The Cue can be an internal trigger that provokes us to learn a behaviour: an example would be placing a small ball beside your walking shoes which triggers you to do self-massage before you go walking.
The Behaviour is the actual routine we commonly associate with the habit. This learned behaviour occurs automatically, free from a specific goal. It can be as simple as always putting your right sock on before the left.
The Reward makes the behaviour stick. The rush of endorphins that gives you the ‘high’ after a good exercise session makes you want to repeat the experience.
According to Duhigg establishing new habits involves 5 steps:
1 – Establish the goal and time frame:
Let’s say the goal here is to be less stiff and more flexible. The goal needs to be broken down into manageable, realistic steps. Setting one or two sessions a week to work on improving your flexibility is doable for everyone rather than trying to do a session everyday. Scheduling regular studio sessions to work on your whole body will improve your strength, fitness and wellbeing and keep you on track whatever your goal. A realistic time frame to see the benefits would be about 6 weeks but you will feel the benefits immediately.
2 – Identify motivational factors:
The internal motivation involves doing the activity for the inherent satisfaction rather than a separable consequence. The consequence of foam-rolling a stiff, rounded back feels good, but the end result is a straighter, pain-free body that moves with ease.
3 – Pick a goal orientated behaviour
Consider different goal oriented habits, then pick one. The goal is to have a body that moves with ease. You could choose to use the foam roller regularly to ‘iron out ‘ a stiff back or you could choose to focus on shoulder mobility. Either choice results in moving you closer to your goal of a more flexible body. Focusing on one habit at a time leads to greater success.

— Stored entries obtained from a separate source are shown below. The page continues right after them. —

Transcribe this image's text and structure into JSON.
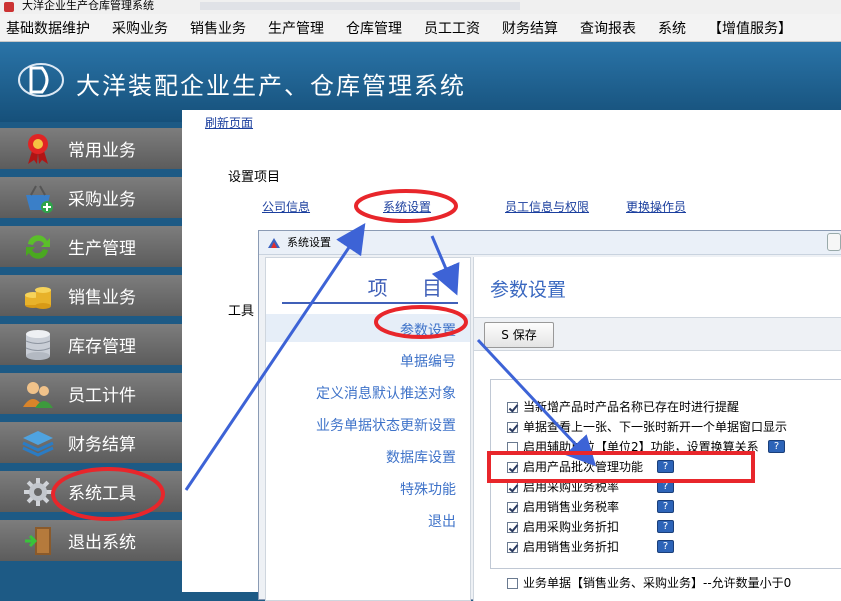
{
  "window": {
    "title": "大洋企业生产仓库管理系统"
  },
  "menu": [
    "基础数据维护",
    "采购业务",
    "销售业务",
    "生产管理",
    "仓库管理",
    "员工工资",
    "财务结算",
    "查询报表",
    "系统",
    "【增值服务】"
  ],
  "app": {
    "title": "大洋装配企业生产、仓库管理系统"
  },
  "sidebar": {
    "items": [
      {
        "label": "常用业务",
        "icon": "award-ribbon-icon"
      },
      {
        "label": "采购业务",
        "icon": "shopping-basket-icon"
      },
      {
        "label": "生产管理",
        "icon": "refresh-arrows-icon"
      },
      {
        "label": "销售业务",
        "icon": "coins-icon"
      },
      {
        "label": "库存管理",
        "icon": "database-icon"
      },
      {
        "label": "员工计件",
        "icon": "users-icon"
      },
      {
        "label": "财务结算",
        "icon": "layers-icon"
      },
      {
        "label": "系统工具",
        "icon": "gear-icon"
      },
      {
        "label": "退出系统",
        "icon": "exit-door-icon"
      }
    ]
  },
  "content": {
    "refresh": "刷新页面",
    "section_title": "设置项目",
    "links": [
      "公司信息",
      "系统设置",
      "员工信息与权限",
      "更换操作员"
    ],
    "tools_label": "工具"
  },
  "dialog": {
    "title": "系统设置",
    "left_header": "项 目",
    "items": [
      "参数设置",
      "单据编号",
      "定义消息默认推送对象",
      "业务单据状态更新设置",
      "数据库设置",
      "特殊功能",
      "退出"
    ],
    "right_header": "参数设置",
    "save_label": "S 保存",
    "options": [
      {
        "label": "当新增产品时产品名称已存在时进行提醒",
        "checked": true,
        "help": false
      },
      {
        "label": "单据查看上一张、下一张时新开一个单据窗口显示",
        "checked": true,
        "help": false
      },
      {
        "label": "启用辅助单位【单位2】功能，设置换算关系",
        "checked": false,
        "help": true
      },
      {
        "label": "启用产品批次管理功能",
        "checked": true,
        "help": true
      },
      {
        "label": "启用采购业务税率",
        "checked": true,
        "help": true
      },
      {
        "label": "启用销售业务税率",
        "checked": true,
        "help": true
      },
      {
        "label": "启用采购业务折扣",
        "checked": true,
        "help": true
      },
      {
        "label": "启用销售业务折扣",
        "checked": true,
        "help": true
      }
    ],
    "bottom_option": {
      "label": "业务单据【销售业务、采购业务】--允许数量小于0",
      "checked": false
    }
  },
  "colors": {
    "annotation_red": "#e8262b",
    "annotation_arrow": "#3d63d6"
  }
}
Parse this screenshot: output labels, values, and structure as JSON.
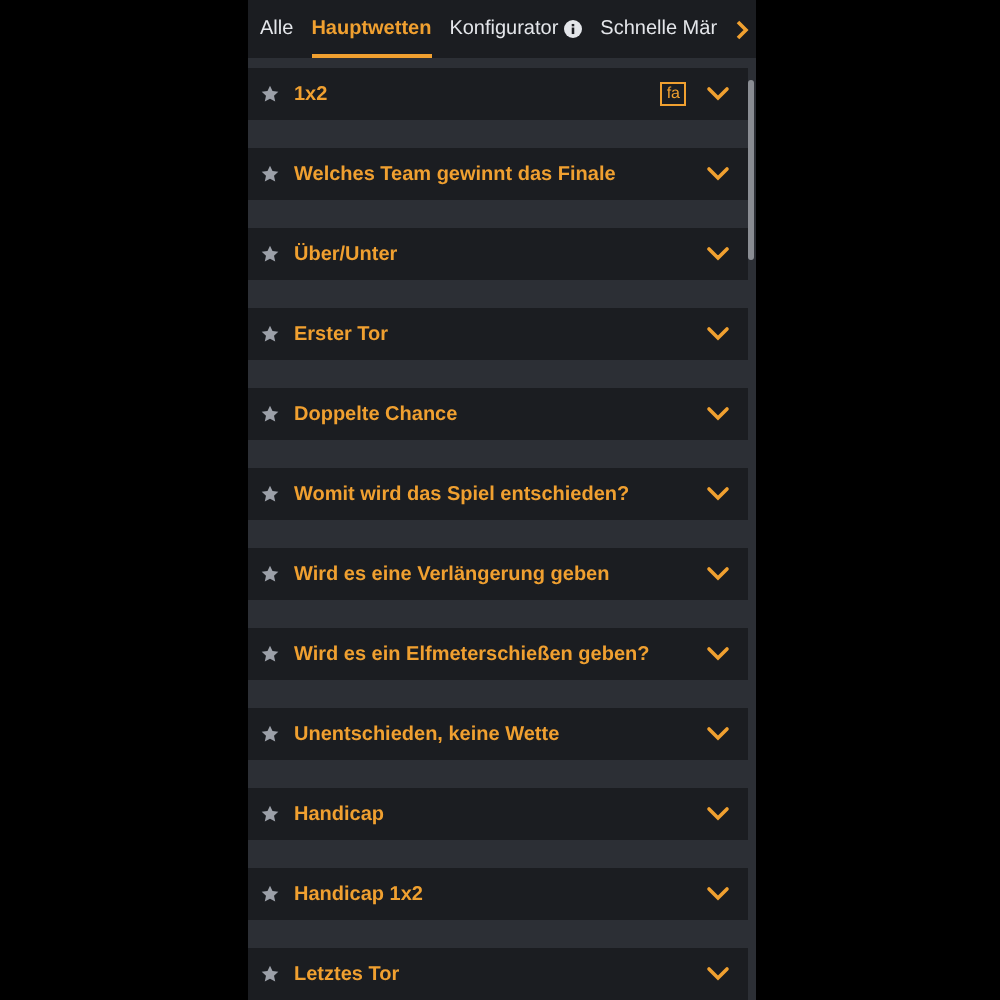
{
  "tabs": [
    {
      "label": "Alle",
      "selected": false
    },
    {
      "label": "Hauptwetten",
      "selected": true
    },
    {
      "label": "Konfigurator",
      "selected": false,
      "info": true
    },
    {
      "label": "Schnelle Mär",
      "selected": false
    }
  ],
  "markets": [
    {
      "title": "1x2",
      "badge": "fa"
    },
    {
      "title": "Welches Team gewinnt das Finale"
    },
    {
      "title": "Über/Unter"
    },
    {
      "title": "Erster Tor"
    },
    {
      "title": "Doppelte Chance"
    },
    {
      "title": "Womit wird das Spiel entschieden?"
    },
    {
      "title": "Wird es eine Verlängerung geben"
    },
    {
      "title": "Wird es ein Elfmeterschießen geben?"
    },
    {
      "title": "Unentschieden, keine Wette"
    },
    {
      "title": "Handicap"
    },
    {
      "title": "Handicap 1x2"
    },
    {
      "title": "Letztes Tor"
    }
  ]
}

4 – Create the cue and reward
Keep the balls, foam roller etc in a highly visible area (the cue) or set a reminder alarm, then select a reward to reinforce the behaviour. Once you have established the behaviour the reward could be a new fitness top which highlights your new physique. Or just the sheer joy of moving without pain can be the only reward we need.
5 – Eliminate disruptors
Disruptors can be excuses for not accomplishing a new behaviour. If you can identify disruptors you can overcome the pitfalls before they occur. It’s not easy factoring in time for yourself particularly if you are working or involved with grandchildren duties or caring for elderly relatives. But we can only maintain that workload if we have a fully functional mind and body. Making your wellbeing a priority is key to maintaining your health.
6 – Follow up
Hold yourself accountable to your new behaviours. This I feel is an important concept. You are the boss of your body: be a good boss. Keeping a written record of your progress helps you to maintain focus and it’s a great way to keep yourself motivated.
I always give clients home work to supplement the work we do in the studio. I’m fortunate in attracting clients who are ‘enders’ and are very committed to their wellbeing, but everybody can struggle from time to time. I consider myself to be very privileged to have such a dedicated clientele. I love to hear the outcome(s) when you decide to follow the steps outlined. Your results can be a great motivator for others.
I’d like to say thank you for the trust you demonstrate in my ability in keeping you moving and pain free. Your support motivates me to become better at what I do. As always any feedback is welcome. It gives me my endorphin rush when I witness your success.